As with any user-driven site, Rap Genius's annotations range from superfluous to insightful. ("We're glad too Cube" reads the annotation on the line "I was glad everything had worked out.") The best annotations combine historical context with interpretation, the way a music critic might in a review. (The line "now I see her in commercials, she's universal" in Common's "I used to love H.E.R." has a subtext, as one user reveals: "While he used to complain about the ubiquity of rap in mainstream culture, Common himself has now sold out: Common has done ads for, among other businesses, Sprite, Gatorade and The Gap.") The more layered the song, the better the annotations: the explanation for 2pac's "Hail Mary" is a prime example, with contributions from Murs.

Founded in 2009, the site reportedly had 10 million unique visitors in May. The company has now hidden its traffic on Quantcast so it's no longer publicly-viewable, and Zechory was coy in an email: "But we don't even care about traffic, it's about being part of culture and having couples meet on the site."

Rap Genius has more than 50,000 followers on Twitter and more than 190,000 likes on Facebook. Andreesen says it is one of the fastest-growing sites in the history of the illustrious Y Combinator incubator, from which Rap Genius graduated in the summer of last year. The company is now headquartered in Brooklyn.

The site has a thriving community of users who compete to earn Rap IQ points for annotations that get good ratings from other users. Power users are promoted to editors who moderate the site, similar to Wikipedia. Right now, Rap Genius has more than 100,000 contributors and about 500 editors, Zechory said.

Gatsby_rap_genius

Rap Genius users annotate The Great Gatsby.

Rap Genius recently added video annotations and the Rap Map, a Google map annotated with historical events and significant places in rap like 2pac's elementary school.

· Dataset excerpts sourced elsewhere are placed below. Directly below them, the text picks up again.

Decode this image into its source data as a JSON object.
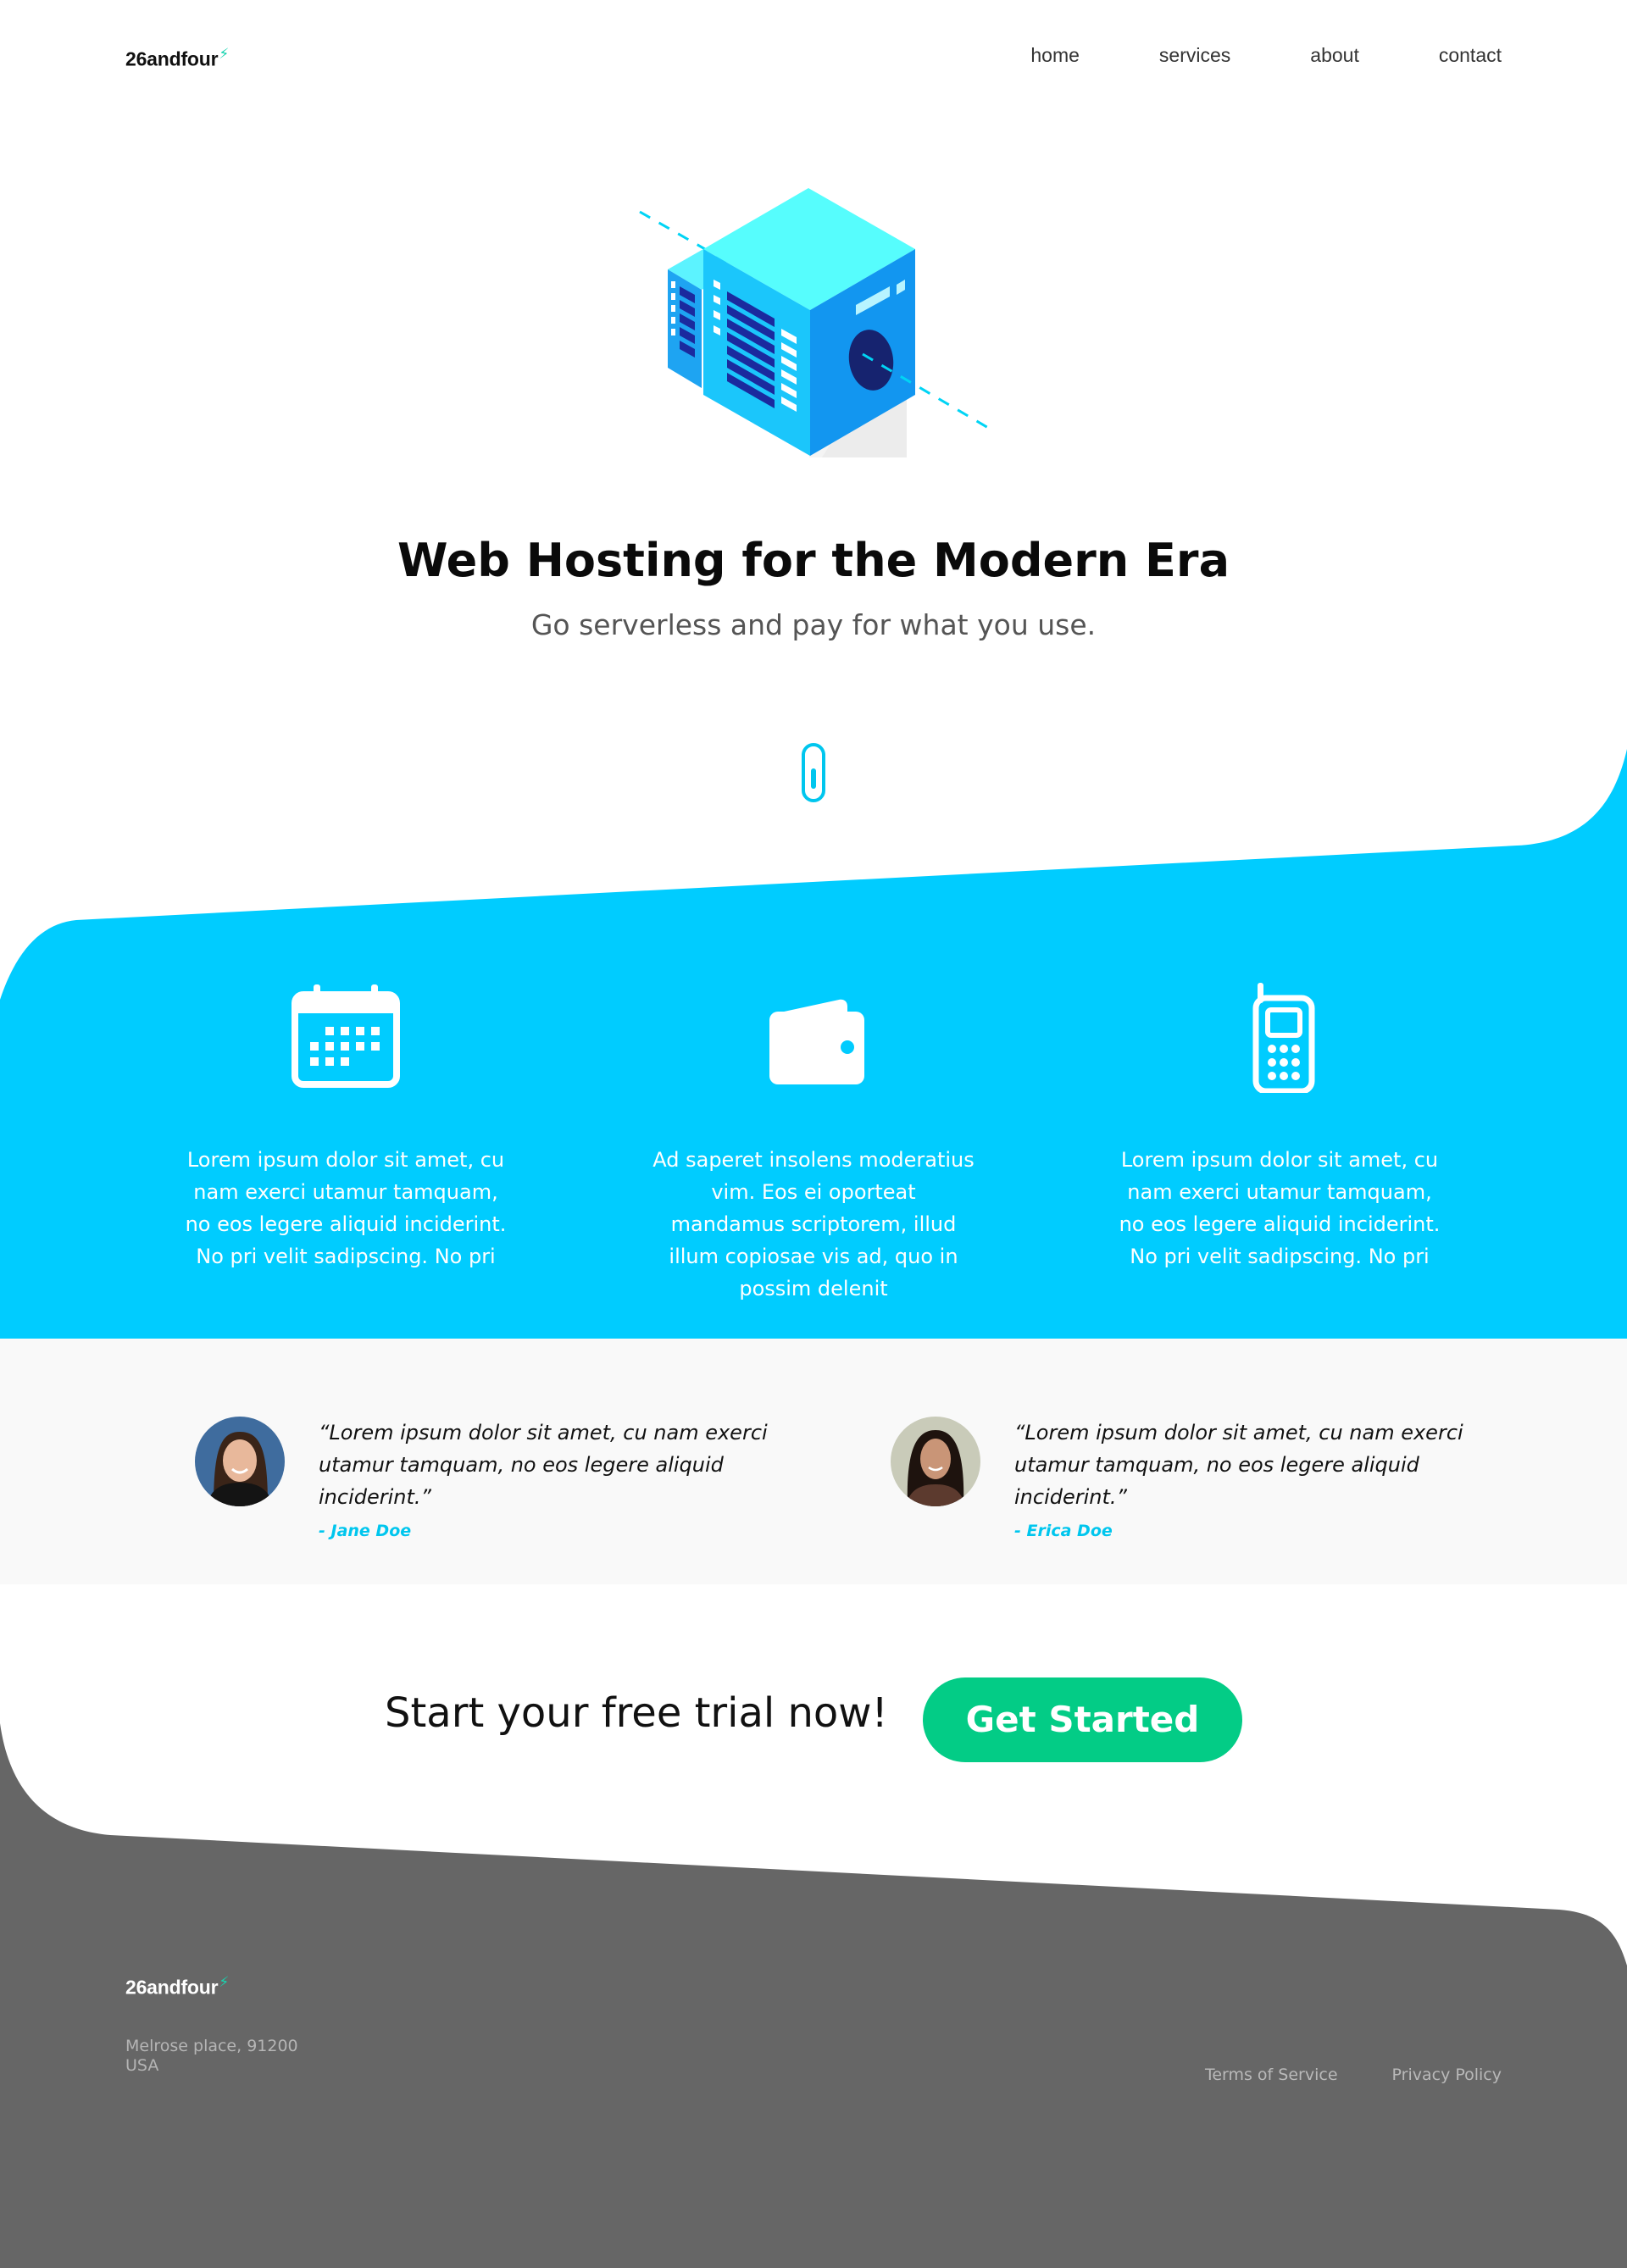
{
  "brand": {
    "name": "26andfour",
    "mark": "⚡"
  },
  "nav": {
    "items": [
      "home",
      "services",
      "about",
      "contact"
    ]
  },
  "hero": {
    "title": "Web Hosting for the Modern Era",
    "subtitle": "Go serverless and pay for what you use."
  },
  "features": [
    {
      "icon": "calendar-icon",
      "text": "Lorem ipsum dolor sit amet, cu nam exerci utamur tamquam, no eos legere aliquid inciderint. No pri velit sadipscing. No pri"
    },
    {
      "icon": "wallet-icon",
      "text": "Ad saperet insolens moderatius vim. Eos ei oporteat mandamus scriptorem, illud illum copiosae vis ad, quo in possim delenit"
    },
    {
      "icon": "mobile-phone-icon",
      "text": "Lorem ipsum dolor sit amet, cu nam exerci utamur tamquam, no eos legere aliquid inciderint. No pri velit sadipscing. No pri"
    }
  ],
  "testimonials": [
    {
      "quote": "“Lorem ipsum dolor sit amet, cu nam exerci utamur tamquam, no eos legere aliquid inciderint.”",
      "author": "- Jane Doe"
    },
    {
      "quote": "“Lorem ipsum dolor sit amet, cu nam exerci utamur tamquam, no eos legere aliquid inciderint.”",
      "author": "- Erica Doe"
    }
  ],
  "cta": {
    "text": "Start your free trial now!",
    "button": "Get Started"
  },
  "footer": {
    "address_line1": "Melrose place, 91200",
    "address_line2": "USA",
    "links": [
      "Terms of Service",
      "Privacy Policy"
    ]
  },
  "colors": {
    "accent": "#00CCFF",
    "cta": "#03CC86",
    "footer": "#666666",
    "testimonial_bg": "#F9F9F9"
  }
}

The company plans to add an iPhone app, Android app, private messaging, and fuller-featured profile pages.

When asked to describe his emotions post-announcement, Zechory directed The Verge to Gucci Mane's "Photoshoot," in which Mane raps, "2 girls on my bike, one on the back one on the handle bars." The annotation reads: "Gucci is so pimp that he has two girls on his bike — he doesn’t even need to have a car. WARNING: this is a dangerous level of pimp!"